Шрифт:
Интервал:
Закладка:
— Море? — спросил я Юрчика.
— Ну! Аря-ря-ря-а! Покажем товарец лицом!
Он широко раскинул руки, будто для объятий, готовый принять всё море.
Я ловлю себя на том, что с завистью гляжу, как Юрка отпетым варягом садит без рук.
— Ты так сможешь? — наводит ехида справку.
— Так и любой дундук сможет.
— А ты?
— А мне неохота.
У него велик новый. А моё переднее колесо перевязано проволокой, точно человек с флюсом платком. Колесо и охает, и хромает. Отпусти руль — тут же кувырок дашь!
Я отвернулся от насмешника.
По старой привычке пялюсь на свои следы. На пыльную обочину низались лысые узкие отпечаточки колёс. Мне нравились мои чёткие, добрые следы.
Мой стальной ослик остался без глаз и подрал как и куда ему хотелось. Подрал по канаве — заросла всякой колючей нечистью.
Поскольку я крепко держал свою собственность в руках, а скоростёнка была курьерская, мы с худым драндулетом сделали в воздухе колечко. И раскатились в разные стороны.
Юрка ехал рядом, остановился ниже по дороге.
— Живой? — кричит. — Ничего от тебя не отвалилось?
Я вскочил.
Вроде всё моё всё при мне. Только шею, ноги (штанины были закатаны) порвал колючками в кровь, сбил колено, лоб, плечо.
— Мировой пилотаж! — выставил Юрка большой палец. — Ни в каком цирке таких номерочков не увидишь. Жаль, что зрителёк всего-то был один.
— Да заглохни ты!.. — Боль сердито просыпалась во мне.

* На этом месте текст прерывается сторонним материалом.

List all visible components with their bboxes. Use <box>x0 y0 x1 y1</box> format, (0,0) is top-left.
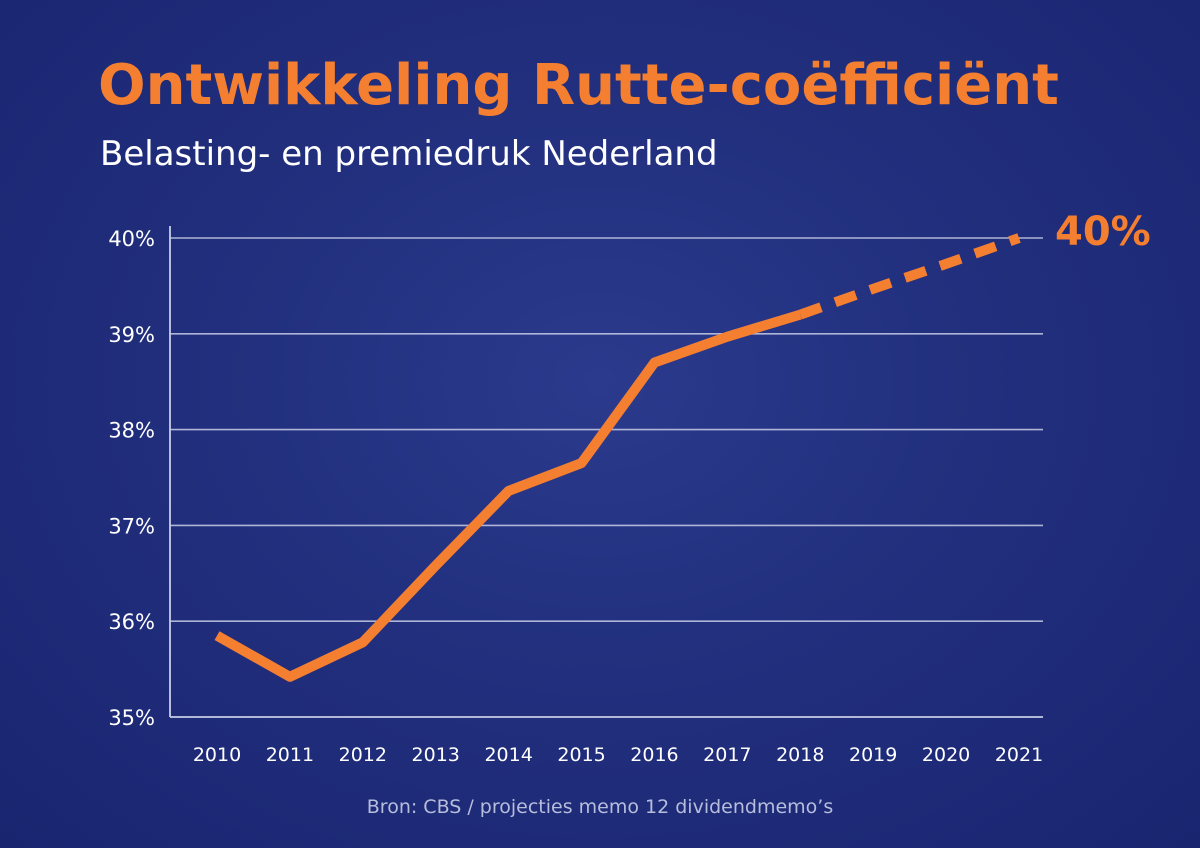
actual-line <box>214 309 802 682</box>
x-tick-label: 2010 <box>193 744 241 766</box>
chart-subtitle: Belasting- en premiedruk Nederland <box>100 134 718 174</box>
y-tick-label: 35% <box>108 706 155 730</box>
x-tick-label: 2014 <box>484 744 532 766</box>
y-axis-ticks: 35% 36% 37% 38% 39% 40% <box>108 227 155 730</box>
x-tick-label: 2020 <box>922 744 970 766</box>
x-tick-label: 2011 <box>266 744 314 766</box>
source-note: Bron: CBS / projecties memo 12 dividendm… <box>366 796 834 818</box>
y-tick-label: 36% <box>108 610 155 634</box>
x-tick-label: 2012 <box>339 744 387 766</box>
x-tick-label: 2016 <box>630 744 678 766</box>
x-axis-ticks: 2010 2011 2012 2013 2014 2015 2016 2017 2018 2019… <box>193 744 1043 766</box>
projection-line <box>798 233 1021 320</box>
x-tick-label: 2019 <box>849 744 897 766</box>
end-value-label: 40% <box>1055 209 1151 255</box>
series-lines <box>214 233 1021 682</box>
y-tick-label: 37% <box>108 514 155 538</box>
x-tick-label: 2013 <box>412 744 460 766</box>
y-tick-label: 38% <box>108 419 155 443</box>
chart-title: Ontwikkeling Rutte-coëfficiënt <box>98 53 1059 118</box>
axes <box>169 226 1043 718</box>
x-tick-label: 2015 <box>557 744 605 766</box>
y-tick-label: 39% <box>108 323 155 347</box>
x-tick-label: 2017 <box>703 744 751 766</box>
x-tick-label: 2018 <box>776 744 824 766</box>
y-tick-label: 40% <box>108 227 155 251</box>
x-tick-label: 2021 <box>995 744 1043 766</box>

— Намёк понял. Для упавшего главное не забыть подняться. Ты не забыл. Вперёд!
Скоро в расщелине, как в окне, блеснуло, будто кто махнул голубым платком.
Ущелье как-то разом кончилось, словно его обрезало, и мы вывалилась на берег.
Море!
Сытое, толстое, горбатое. Разлеглось во всю землю. Лениво хлюп, хлюп по песочку. Знай наглаживает себе кроткий, послушный ровный бережок и никаких забот.
Юрка с разбойничьим свистом на полном скаку врезался в воду. Картинно размахнул руки, бухнулся набок. Подгрёб колесо под голову. Ногу на ногу. Вальяжно поднёс ко рту воображаемую гаванскую сигару, затянулся, пожевал, блаженно выпустил дымок. За-го-раю… Буржуйкин на отдыхе…
А разве я не заработал себе отдыха?
Глубина здесь детская. По коленочки. Резану-ка подальше.
С ходу пролетел я мимо Юрки.
Уже в прыжке вдогон он схватил мой велик за багажник.
— Туда, сударио, — тычет в туманистый сутулый окоём, — на собственной тачке низзя. За-гра-ни-ца!
Я послушал и сражённо упал.
Услужливая соль обожгла мои царапины.
Волна ласково сняла с меня кепку. Как бы в раздумье подержала немного на месте, тихонько поволокла по песку. Стирает. Наверно, на свой баланс море принимало все дары только чистенькими.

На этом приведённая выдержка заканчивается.